The scrawny boy glared at the teacher for taking his chance of petty vengeance away; Maziar breathed a sigh of relief.
“He started it!” Cardin yelled, pointing at Maziar.
“Who, me?” asked Maziar, innocently. “I can’t even use combat magic!”
“Both of you, stop it before I curse you all into silence!” Zerathon said. “You may not have started it, Maziar, but you certainly are intent on using me to finish it. Don’t think I don’t know how this works. Now take your… Miss Ennette here, back to…” Zerathon paused.
* * *
Where, exactly, is Ennette supposed to go? Zerathon wondered. She can’t stay with Maziar, and the familiar tower is no place for a person. The servants quarters, perhaps?
Shaking his head, Zerathon dreaded the paperwork that he would have to do later as a result of this.
Should I… just quit? If he quit, maybe he could avoid everything.
“Um,” Ennette squeaked. Zerathon turned, surprised that she had taken the initiative to walk up to him. “Is there really no way for me to go home?”
Easing his expression, he gently patted the young girl on the head.
“Where is ‘home’ for you, my dear?” he asked.
“Connecticut,” she said hopefully. Zerathon drew a blank. “It’s next to New York?” she explained. “Everyone knows New York City, right?”
“I’m afraid I do not,” Zerathon said.
“Is it across the sea?” Maziar asked. “Or are you perhaps from a different plane, after all? It feels like you know too much to be from a different plane, and you are speaking our language, even if your accent is a little odd. What do you call your world?”
“Earth,” she told them gloomily.
“Earth…” Zerathon repeated, then shook his head. “I wish I had some words of comfort for you, child, but I’m afraid I’m not familiar with your world.”
“I see,” Ennette said, pulling her hair and trying to brush through its mess with her fingers. Zerathon was about to help her by casting a grooming spell, but then she said in a quiet voice, “This is the kingdom of Varsal, isn’t it? In the world of Gaiuel.”
Curious, Zerathon asked, “And how would you know that?”
“I…” Ennette stopped and looked between him and Maziar, who raised his brows in confusion.
“Something wrong?” Maziar asked.
“It’s just…” she started again. “Is there anyone else I can talk to about this? In private, maybe?”
“Why?” Maziar crossed his arms and tilted his head.
“It’s just that you’re… well, Maziar.”
“And that means…?”
“I’d really rather not tell you until I’ve talked to someone else about it,” Ennette told him. Contrary to her hesitant behavior, her words were quite firm. “Seriously, I really don’t want to talk to you about it; I don’t want you anywhere near me.”

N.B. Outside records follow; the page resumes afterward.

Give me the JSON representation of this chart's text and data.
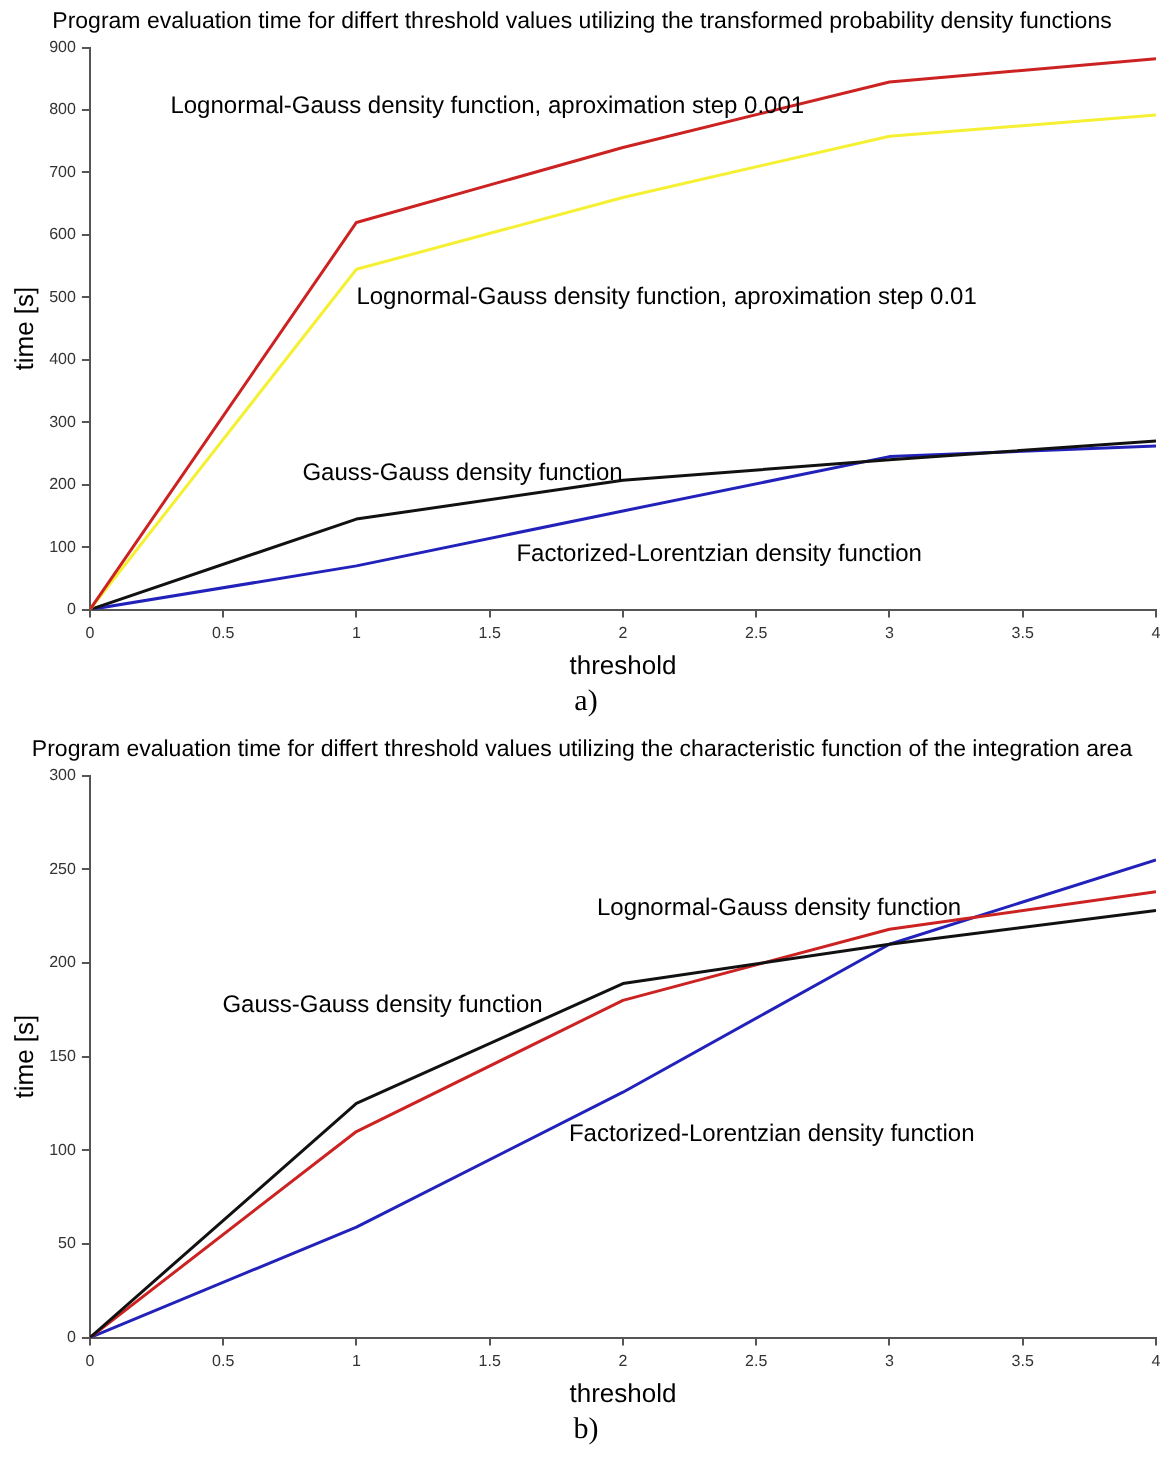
{
  "chart_data": [
    {
      "type": "line",
      "title": "Program evaluation time for differt threshold values utilizing the transformed probability density functions",
      "xlabel": "threshold",
      "ylabel": "time [s]",
      "x": [
        0,
        1,
        2,
        3,
        4
      ],
      "xlim": [
        0,
        4
      ],
      "xticks": [
        0,
        0.5,
        1,
        1.5,
        2,
        2.5,
        3,
        3.5,
        4
      ],
      "ylim": [
        0,
        900
      ],
      "yticks": [
        0,
        100,
        200,
        300,
        400,
        500,
        600,
        700,
        800,
        900
      ],
      "grid": false,
      "legend": false,
      "marker": "none",
      "line_style": "solid",
      "series": [
        {
          "name": "Lognormal-Gauss density function, aproximation step 0.001",
          "color": "#cc2222",
          "values": [
            0,
            620,
            740,
            845,
            882
          ]
        },
        {
          "name": "Lognormal-Gauss density function, aproximation step 0.01",
          "color": "#f5f032",
          "values": [
            0,
            545,
            660,
            758,
            792
          ]
        },
        {
          "name": "Gauss-Gauss density function",
          "color": "#111111",
          "values": [
            0,
            145,
            207,
            240,
            270
          ]
        },
        {
          "name": "Factorized-Lorentzian density function",
          "color": "#2222bb",
          "values": [
            0,
            70,
            158,
            245,
            262
          ]
        }
      ],
      "annotations": [
        "a)"
      ]
    },
    {
      "type": "line",
      "title": "Program evaluation time for differt threshold values utilizing the characteristic function of the integration area",
      "xlabel": "threshold",
      "ylabel": "time [s]",
      "x": [
        0,
        1,
        2,
        3,
        4
      ],
      "xlim": [
        0,
        4
      ],
      "xticks": [
        0,
        0.5,
        1,
        1.5,
        2,
        2.5,
        3,
        3.5,
        4
      ],
      "ylim": [
        0,
        300
      ],
      "yticks": [
        0,
        50,
        100,
        150,
        200,
        250,
        300
      ],
      "grid": false,
      "legend": false,
      "marker": "none",
      "line_style": "solid",
      "series": [
        {
          "name": "Gauss-Gauss density function",
          "color": "#111111",
          "values": [
            0,
            125,
            189,
            210,
            228
          ]
        },
        {
          "name": "Lognormal-Gauss density function",
          "color": "#cc2222",
          "values": [
            0,
            110,
            180,
            218,
            238
          ]
        },
        {
          "name": "Factorized-Lorentzian density function",
          "color": "#2222bb",
          "values": [
            0,
            59,
            131,
            210,
            255
          ]
        }
      ],
      "annotations": [
        "b)"
      ]
    }
  ]
}
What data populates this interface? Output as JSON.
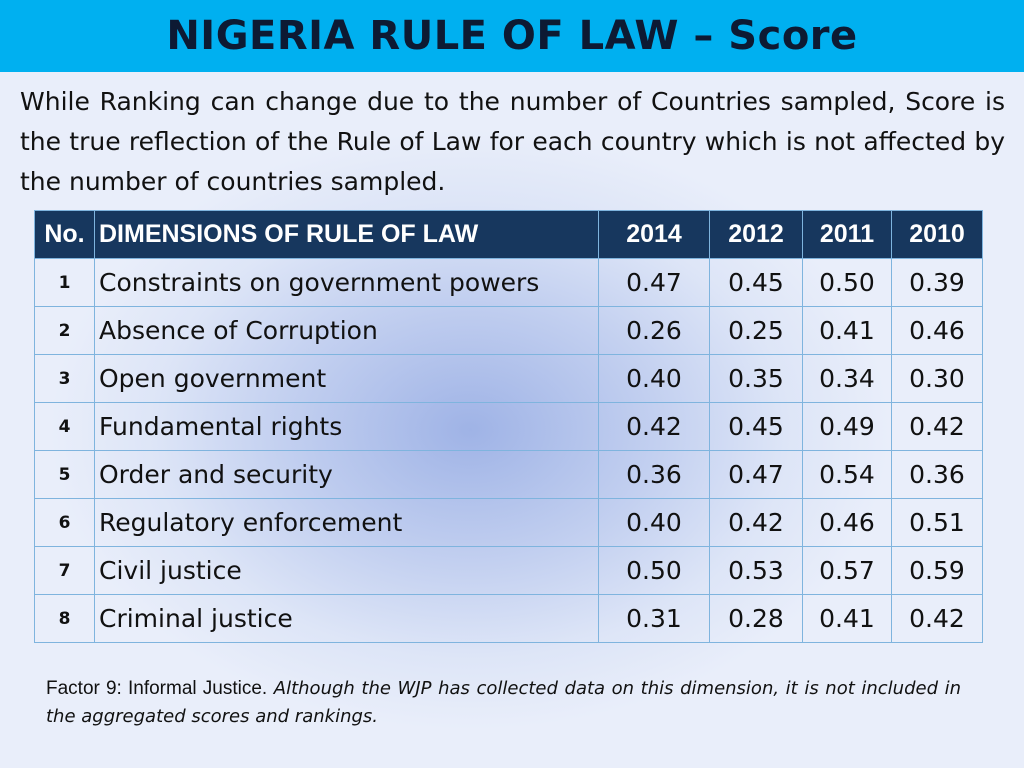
{
  "slide": {
    "title": "NIGERIA RULE OF LAW – Score",
    "intro": "While Ranking can change due to the number of Countries sampled, Score is the true reflection of the Rule of Law for each country which is not affected by the number of countries sampled."
  },
  "table": {
    "headers": [
      "No.",
      "DIMENSIONS OF RULE OF LAW",
      "2014",
      "2012",
      "2011",
      "2010"
    ],
    "rows": [
      {
        "no": "1",
        "dimension": "Constraints on government powers",
        "y2014": "0.47",
        "y2012": "0.45",
        "y2011": "0.50",
        "y2010": "0.39"
      },
      {
        "no": "2",
        "dimension": "Absence of Corruption",
        "y2014": "0.26",
        "y2012": "0.25",
        "y2011": "0.41",
        "y2010": "0.46"
      },
      {
        "no": "3",
        "dimension": "Open government",
        "y2014": "0.40",
        "y2012": "0.35",
        "y2011": "0.34",
        "y2010": "0.30"
      },
      {
        "no": "4",
        "dimension": "Fundamental rights",
        "y2014": "0.42",
        "y2012": "0.45",
        "y2011": "0.49",
        "y2010": "0.42"
      },
      {
        "no": "5",
        "dimension": "Order and security",
        "y2014": "0.36",
        "y2012": "0.47",
        "y2011": "0.54",
        "y2010": "0.36"
      },
      {
        "no": "6",
        "dimension": "Regulatory enforcement",
        "y2014": "0.40",
        "y2012": "0.42",
        "y2011": "0.46",
        "y2010": "0.51"
      },
      {
        "no": "7",
        "dimension": "Civil justice",
        "y2014": "0.50",
        "y2012": "0.53",
        "y2011": "0.57",
        "y2010": "0.59"
      },
      {
        "no": "8",
        "dimension": "Criminal justice",
        "y2014": "0.31",
        "y2012": "0.28",
        "y2011": "0.41",
        "y2010": "0.42"
      }
    ]
  },
  "footnote": {
    "lead": "Factor 9: Informal Justice.",
    "text": " Although the WJP has collected data on this dimension, it is not included in the aggregated scores and rankings."
  },
  "colors": {
    "title_bar": "#00b0f0",
    "table_header": "#17375e",
    "grid_line": "#7fb4de"
  }
}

Zerathon saw Maziar’s face twitch in a way that meant he was about to start something again, so he cleared his throat, interrupting him before he had the chance.
“In light of the situation,” Zerathon said, “why don’t you come with me. I’ll take you to the Archon and explain everything that happened today. Maybe she’ll be able to help.”
“Why her?!” Maziar shouted, spinning around.
Flinching, Ennette looked to Zerathon for help, but he wasn’t quite sure what to tell her.
“Maziar! That is enough! She will be involved one way or another! Perhaps sooner is better,” he said warily. “This way Miss Ennette won’t have any more to do with you than she likes. Heavens know no one should be forced to deal with you.”
“But—!”
“No ‘buts’! Everyone! Class is dismissed!”